I relish the uninterrupted time I have in the office on snow days. No distractions, unexpected calls, or crisis to be found. I believe that I can get more of my school work done in one snow day than I can complete in three normal days of school. It's a great opportunity to catch up on unfinished business. Best of all, it's a chance to address work that requires sustained attention (i.e. the budget). There are some projects that suffer with even momentary interruptions. The time it takes to refocus thoughts, re-create the context, and regain the momentum toward completion extends the time to well beyond what's necessary.

During lunch my thoughts drifted toward two very different perspectives that could describe the goals or organizational culture of many schools - and impact the success rate of a school. I've been thinking about this a lot lately.

As an example, let's look at two different teams, team "A" and team "B," as they approach an athletic contest. Team "A" plays to win while team "B" plays not to lose. The goal of team "A" is focused on victory while the goal of team "B" centers on the avoidance of losing. In that contrast, team "A" seeks to do the best they can to win. That's a pursuit of excellence.  On the other hand team "B" merely has to record one more point/goal/run than their opponent to achieve victory. In that final scenario team "B" can win even if they perform at a mediocre level as long as they're one up on the opponent when the game is over.

Now, replace the teams in the example above with two different schools as they approach the need to meet mandated minimum performance levels on state-wide assessments. With respect to our two schools, school "A" promotes all learners reaching their potential while school "B" is intent on merely having the percentage of learners exceeding the minimum standards that will prevent them from being designated for inadequate progress.

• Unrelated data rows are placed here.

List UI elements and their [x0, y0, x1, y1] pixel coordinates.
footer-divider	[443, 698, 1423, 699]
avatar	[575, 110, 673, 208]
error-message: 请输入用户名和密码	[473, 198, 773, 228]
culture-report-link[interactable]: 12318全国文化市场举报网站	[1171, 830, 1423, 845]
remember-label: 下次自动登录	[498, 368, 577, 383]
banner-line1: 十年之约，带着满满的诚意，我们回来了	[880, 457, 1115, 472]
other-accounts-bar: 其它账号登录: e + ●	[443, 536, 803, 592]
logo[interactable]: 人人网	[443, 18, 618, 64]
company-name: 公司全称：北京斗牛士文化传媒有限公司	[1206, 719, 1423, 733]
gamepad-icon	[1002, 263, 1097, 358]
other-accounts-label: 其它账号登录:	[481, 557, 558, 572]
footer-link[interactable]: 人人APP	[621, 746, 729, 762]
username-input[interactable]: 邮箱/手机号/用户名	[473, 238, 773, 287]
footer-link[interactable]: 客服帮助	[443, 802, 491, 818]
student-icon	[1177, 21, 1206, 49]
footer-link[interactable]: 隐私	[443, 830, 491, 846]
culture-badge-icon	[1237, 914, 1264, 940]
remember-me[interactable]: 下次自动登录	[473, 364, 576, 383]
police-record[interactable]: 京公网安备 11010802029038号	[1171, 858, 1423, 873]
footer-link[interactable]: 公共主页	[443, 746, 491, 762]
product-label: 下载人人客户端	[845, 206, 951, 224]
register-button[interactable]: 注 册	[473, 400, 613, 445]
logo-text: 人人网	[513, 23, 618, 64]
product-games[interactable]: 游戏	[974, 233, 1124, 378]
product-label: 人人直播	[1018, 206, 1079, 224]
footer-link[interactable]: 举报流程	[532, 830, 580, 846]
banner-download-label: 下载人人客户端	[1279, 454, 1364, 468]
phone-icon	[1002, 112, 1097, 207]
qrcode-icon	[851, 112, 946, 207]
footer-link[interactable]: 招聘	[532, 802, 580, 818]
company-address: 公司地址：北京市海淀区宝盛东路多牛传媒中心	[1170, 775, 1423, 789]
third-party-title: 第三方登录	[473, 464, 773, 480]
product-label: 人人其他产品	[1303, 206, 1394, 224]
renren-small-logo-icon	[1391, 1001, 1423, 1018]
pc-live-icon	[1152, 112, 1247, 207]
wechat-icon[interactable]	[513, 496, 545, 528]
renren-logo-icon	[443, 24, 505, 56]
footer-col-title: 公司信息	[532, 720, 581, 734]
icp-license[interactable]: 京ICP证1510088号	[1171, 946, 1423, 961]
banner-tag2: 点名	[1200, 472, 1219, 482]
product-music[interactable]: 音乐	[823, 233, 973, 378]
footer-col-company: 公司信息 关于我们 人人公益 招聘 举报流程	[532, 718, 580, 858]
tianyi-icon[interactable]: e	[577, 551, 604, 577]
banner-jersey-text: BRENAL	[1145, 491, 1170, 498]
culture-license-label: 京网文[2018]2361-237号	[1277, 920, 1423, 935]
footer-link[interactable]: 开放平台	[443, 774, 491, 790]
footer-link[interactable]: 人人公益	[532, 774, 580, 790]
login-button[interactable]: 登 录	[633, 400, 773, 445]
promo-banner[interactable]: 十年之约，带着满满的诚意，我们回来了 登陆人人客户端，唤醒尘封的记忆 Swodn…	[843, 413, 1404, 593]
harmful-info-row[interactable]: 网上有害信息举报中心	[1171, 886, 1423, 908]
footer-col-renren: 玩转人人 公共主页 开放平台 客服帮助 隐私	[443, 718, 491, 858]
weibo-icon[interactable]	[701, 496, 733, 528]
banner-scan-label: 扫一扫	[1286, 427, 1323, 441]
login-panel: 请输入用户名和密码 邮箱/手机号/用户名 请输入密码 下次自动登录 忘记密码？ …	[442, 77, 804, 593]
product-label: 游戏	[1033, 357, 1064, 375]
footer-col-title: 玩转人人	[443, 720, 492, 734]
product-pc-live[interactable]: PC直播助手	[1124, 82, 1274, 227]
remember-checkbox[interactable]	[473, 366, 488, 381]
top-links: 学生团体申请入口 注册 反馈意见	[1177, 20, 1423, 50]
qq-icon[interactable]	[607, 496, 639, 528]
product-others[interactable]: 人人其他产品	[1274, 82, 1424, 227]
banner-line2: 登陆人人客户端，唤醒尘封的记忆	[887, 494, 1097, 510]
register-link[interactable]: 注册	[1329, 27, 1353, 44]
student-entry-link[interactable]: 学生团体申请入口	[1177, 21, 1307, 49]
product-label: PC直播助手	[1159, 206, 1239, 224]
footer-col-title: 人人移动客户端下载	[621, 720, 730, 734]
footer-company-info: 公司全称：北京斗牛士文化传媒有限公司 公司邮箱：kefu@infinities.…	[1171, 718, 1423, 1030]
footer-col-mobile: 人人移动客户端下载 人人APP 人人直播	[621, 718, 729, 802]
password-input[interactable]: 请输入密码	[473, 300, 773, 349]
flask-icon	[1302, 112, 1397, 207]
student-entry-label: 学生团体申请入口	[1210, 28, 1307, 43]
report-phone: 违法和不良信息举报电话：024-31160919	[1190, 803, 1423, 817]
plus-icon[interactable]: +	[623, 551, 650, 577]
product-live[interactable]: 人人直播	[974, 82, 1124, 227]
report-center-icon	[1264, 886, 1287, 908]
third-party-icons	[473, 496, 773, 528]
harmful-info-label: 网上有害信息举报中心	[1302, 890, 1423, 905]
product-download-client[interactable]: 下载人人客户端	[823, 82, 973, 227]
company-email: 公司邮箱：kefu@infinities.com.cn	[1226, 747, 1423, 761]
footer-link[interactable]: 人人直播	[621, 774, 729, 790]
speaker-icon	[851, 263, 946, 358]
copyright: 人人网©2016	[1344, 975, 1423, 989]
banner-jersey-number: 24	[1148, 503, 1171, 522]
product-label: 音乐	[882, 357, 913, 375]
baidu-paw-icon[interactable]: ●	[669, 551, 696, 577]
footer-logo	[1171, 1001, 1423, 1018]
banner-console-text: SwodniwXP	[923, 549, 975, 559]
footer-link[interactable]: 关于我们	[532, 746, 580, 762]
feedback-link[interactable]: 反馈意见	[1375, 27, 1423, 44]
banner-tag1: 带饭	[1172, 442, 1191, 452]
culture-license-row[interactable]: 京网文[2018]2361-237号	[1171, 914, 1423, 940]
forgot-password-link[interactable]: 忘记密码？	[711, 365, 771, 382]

Perhaps another way to explain the philosophical distinction that separates schools is the way a teacher elects to convey the mark a learner receives on an assessment. Let's say that there are ten problems on a test, each worth 10 points. After grading the test the teacher finds that the learner had nine correct responses and one incorrect reply. How does the teacher report that grade on the paper before they return it to the learner; + 9 or 90; or - 1 or -10? What becomes the focal point? The number they got right or the number they got wrong? What they learned or what they didn't learn?

Mathematically there is no difference in the way we record it in our grade books; a +90 and a -10 are the same. But it matters. It reflects a lot on one's perspective and conveys two very disparate messages to the individual learner.

Schools are unlikely to make the progress needed to improve if they emphasize and dwell on the negative. I am certainly not suggesting that schools ignore areas of weakness or discount their shortcomings. But, I don't imagine a school will experience improvement if they ignore their strengths and discount their accomplishments. Rather, schools can identify deficiencies and respond appropriately while a priority is placed on building on their strengths.

Perhaps it's the increased pressure that school personnel feel from critics or mandates and an aversion of critical headlines. Maybe it's something else altogether. At any rate, the view that a school takes toward their goals will determine, in the long run, their opportunities for success. Which direction are our public schools going - running toward success or away from failure? It's not the same thing and it's more complex than deciding whether a glass is half full or half empty, or someone is an optimist or a pessimist. It's a guidepost for organizational culture.

Ah, lunch is over and I must resume my work. And so must schools renew their efforts to advance. But which view and direction will your school take?